Buttermilk Pancakes

Buttermilk Pancakes

Macronutrients per 100g

Energy

216kcal

Sugar

2g

Fat

0g

Fiber

1g

Sat fat

2g

Protein

7g

Carbs

27g

Sodium

264mg

Ingredients

- 250ml / 8.45fl oz Buttermilk
- 30ml / 1.01fl oz Oil
- 180g / 6.35oz Flour
- 1 tsp Cream of tartar baking powder
- 2 Egg

Preparation

1. In a mixing jug, beat 2 Eggs, 250ml / 8.45fl oz Buttermilk, and 30ml / 1.01fl oz Oil.
2. In a bowl, mix 180g / 6.35oz Flour and 1 tsp Cream of tartar baking powder.
3. Combine wet and dry ingredients and whisk together.
4. Heat 1 tsp Oil in a large pan.
5. Pour 2 tbsp batter per pancake into the pan, spreading to about 8 cm diameter.
6. Cook over medium heat, flipping when bubbles form, until golden brown.
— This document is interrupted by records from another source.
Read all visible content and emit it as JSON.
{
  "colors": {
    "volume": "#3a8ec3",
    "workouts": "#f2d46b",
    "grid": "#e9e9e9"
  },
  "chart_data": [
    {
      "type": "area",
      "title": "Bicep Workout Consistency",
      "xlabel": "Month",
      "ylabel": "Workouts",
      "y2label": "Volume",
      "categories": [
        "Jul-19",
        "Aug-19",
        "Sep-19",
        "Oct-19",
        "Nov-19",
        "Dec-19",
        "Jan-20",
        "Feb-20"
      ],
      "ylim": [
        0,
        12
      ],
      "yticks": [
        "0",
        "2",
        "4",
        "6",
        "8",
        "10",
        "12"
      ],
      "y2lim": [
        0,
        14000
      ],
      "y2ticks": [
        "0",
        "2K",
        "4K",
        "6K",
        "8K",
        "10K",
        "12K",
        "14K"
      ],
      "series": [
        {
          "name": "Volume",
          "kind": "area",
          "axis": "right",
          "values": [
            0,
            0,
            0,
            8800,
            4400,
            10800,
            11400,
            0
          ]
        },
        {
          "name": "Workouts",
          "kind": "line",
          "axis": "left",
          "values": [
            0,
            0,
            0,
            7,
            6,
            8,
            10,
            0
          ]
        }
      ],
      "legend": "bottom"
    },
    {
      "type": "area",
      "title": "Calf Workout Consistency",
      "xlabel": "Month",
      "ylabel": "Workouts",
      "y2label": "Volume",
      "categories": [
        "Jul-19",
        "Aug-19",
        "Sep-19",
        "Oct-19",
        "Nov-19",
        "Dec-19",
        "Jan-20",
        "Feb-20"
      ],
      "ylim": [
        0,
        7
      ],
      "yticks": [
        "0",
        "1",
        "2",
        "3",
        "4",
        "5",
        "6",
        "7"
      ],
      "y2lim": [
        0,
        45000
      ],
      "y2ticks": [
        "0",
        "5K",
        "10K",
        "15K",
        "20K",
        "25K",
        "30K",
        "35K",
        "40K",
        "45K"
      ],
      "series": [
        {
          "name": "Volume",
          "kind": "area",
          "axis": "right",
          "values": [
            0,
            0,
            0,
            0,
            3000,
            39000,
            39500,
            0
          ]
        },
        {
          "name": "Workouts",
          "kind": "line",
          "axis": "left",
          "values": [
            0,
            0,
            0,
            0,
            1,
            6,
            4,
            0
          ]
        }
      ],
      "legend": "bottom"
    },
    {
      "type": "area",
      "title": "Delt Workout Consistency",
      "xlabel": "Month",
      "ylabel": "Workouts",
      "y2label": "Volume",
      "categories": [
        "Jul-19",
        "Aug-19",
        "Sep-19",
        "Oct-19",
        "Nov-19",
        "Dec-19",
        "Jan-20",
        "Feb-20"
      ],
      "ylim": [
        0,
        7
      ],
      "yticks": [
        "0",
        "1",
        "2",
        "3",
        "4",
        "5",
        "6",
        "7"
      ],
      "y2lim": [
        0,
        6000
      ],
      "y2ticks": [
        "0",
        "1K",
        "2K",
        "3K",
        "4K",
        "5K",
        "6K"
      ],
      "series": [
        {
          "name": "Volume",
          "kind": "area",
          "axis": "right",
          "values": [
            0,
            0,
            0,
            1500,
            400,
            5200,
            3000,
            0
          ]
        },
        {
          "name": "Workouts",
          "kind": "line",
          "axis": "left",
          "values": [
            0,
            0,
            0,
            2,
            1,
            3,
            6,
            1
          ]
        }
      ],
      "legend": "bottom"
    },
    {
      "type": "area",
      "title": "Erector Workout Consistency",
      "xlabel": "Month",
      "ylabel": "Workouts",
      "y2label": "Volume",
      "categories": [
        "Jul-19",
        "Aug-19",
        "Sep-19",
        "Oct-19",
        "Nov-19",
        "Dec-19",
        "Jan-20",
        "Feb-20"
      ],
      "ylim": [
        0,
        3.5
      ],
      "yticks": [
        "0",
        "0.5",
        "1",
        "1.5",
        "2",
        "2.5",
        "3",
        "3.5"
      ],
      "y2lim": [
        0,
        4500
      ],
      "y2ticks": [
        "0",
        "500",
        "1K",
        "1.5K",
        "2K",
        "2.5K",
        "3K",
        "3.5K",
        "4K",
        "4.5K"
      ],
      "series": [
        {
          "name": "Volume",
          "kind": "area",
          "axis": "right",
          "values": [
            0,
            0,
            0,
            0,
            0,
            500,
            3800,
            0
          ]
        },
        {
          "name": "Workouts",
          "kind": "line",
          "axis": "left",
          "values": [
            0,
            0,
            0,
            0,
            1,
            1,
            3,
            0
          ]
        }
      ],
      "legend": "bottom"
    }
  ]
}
Repeat until 9 pancakes are cooked.

Micronutrients % of RDI

Iron

11% of RDI

Magnesium

6% of RDI

Vitamin C

0% of RDI

Omega 3

0% of RDI

Vitamin A

0% of RDI

Calcium

6% of RDI

Folate

73% of RDI

Good to know

For a vegan version, mix 250ml plant milk with 2 tbsp apple cider vinegar and let sit for 15 minutes. Substitute eggs with 2 ripe, mashed bananas.